The plus side to the session being a bit of a mixed bag, of course, is that I had somewhat more meaty lessons to learn from it.

  • If the players are excited about their characters and want to see what happens next, then you’ve done your job.
  • NEVER assume FFG understand their own system.
  • Hordes are for weaklings. Do not make hordes of monsters that are meant to be individually dangerous. Genestealers do not come in Hordes. Chaos Marines do not come in Hordes. C’tan do not come in Hordes.
  • You are not a computer.
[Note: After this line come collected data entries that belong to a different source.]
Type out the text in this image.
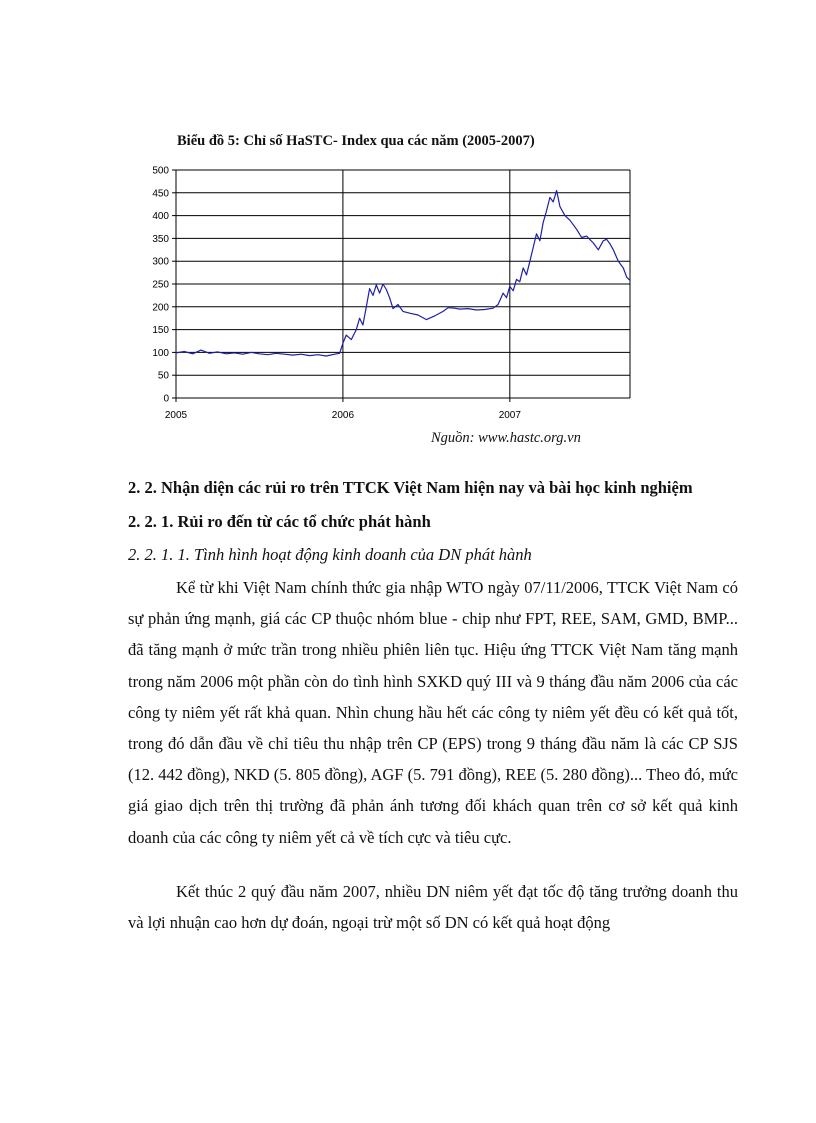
Biểu đồ 5: Chỉ số HaSTC- Index qua các năm (2005-2007)
0
50
100
150
200
250
300
350
400
450
500
2005	2006	2007
Nguồn: www.hastc.org.vn
2. 2. Nhận diện các rủi ro trên TTCK Việt Nam hiện nay và bài học kinh nghiệm
2. 2. 1. Rủi ro đến từ các tổ chức phát hành
2. 2. 1. 1. Tình hình hoạt động kinh doanh của DN phát hành

Kể từ khi Việt Nam chính thức gia nhập WTO ngày 07/11/2006, TTCK Việt Nam có sự phản ứng mạnh, giá các CP thuộc nhóm blue - chip như FPT, REE, SAM, GMD, BMP... đã tăng mạnh ở mức trần trong nhiều phiên liên tục. Hiệu ứng TTCK Việt Nam tăng mạnh trong năm 2006 một phần còn do tình hình SXKD quý III và 9 tháng đầu năm 2006 của các công ty niêm yết rất khả quan. Nhìn chung hầu hết các công ty niêm yết đều có kết quả tốt, trong đó dẫn đầu về chỉ tiêu thu nhập trên CP (EPS) trong 9 tháng đầu năm là các CP SJS (12. 442 đồng), NKD (5. 805 đồng), AGF (5. 791 đồng), REE (5. 280 đồng)... Theo đó, mức giá giao dịch trên thị trường đã phản ánh tương đối khách quan trên cơ sở kết quả kinh doanh của các công ty niêm yết cả về tích cực và tiêu cực.

Kết thúc 2 quý đầu năm 2007, nhiều DN niêm yết đạt tốc độ tăng trưởng doanh thu và lợi nhuận cao hơn dự đoán, ngoại trừ một số DN có kết quả hoạt động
Do not attempt to adjudicate a zerg rush.
  • A cakewalk is still a good combat encounter if the players feel awesome at the end of it.
  • If neither you nor the players know how to handle a tactical quandary, have them roll Tactics, make some shit up, and then make sure it’s game mechanically helpful.
  • Dan can appraise a system down to the average damage done by a monster in one session.
  • Players will consider it an honour to brand their recruits’ buttocks at the end of an adventure.
  • FFG should totes do a Space Hulk-themed megadungeon in space for Deathwatch.

4 thoughts on “Fists of Hubris – Part III: Extraction

    1. Sadly, it’s not an adaptation of the whole thing, or even a continuous extract of the whole thing – some artist wanted to approach GW to produce it and made three pages (which you can check out here) as a sort of example of the general approach they were going to take.

      For SOME REASON GW didn’t seem keen on the idea.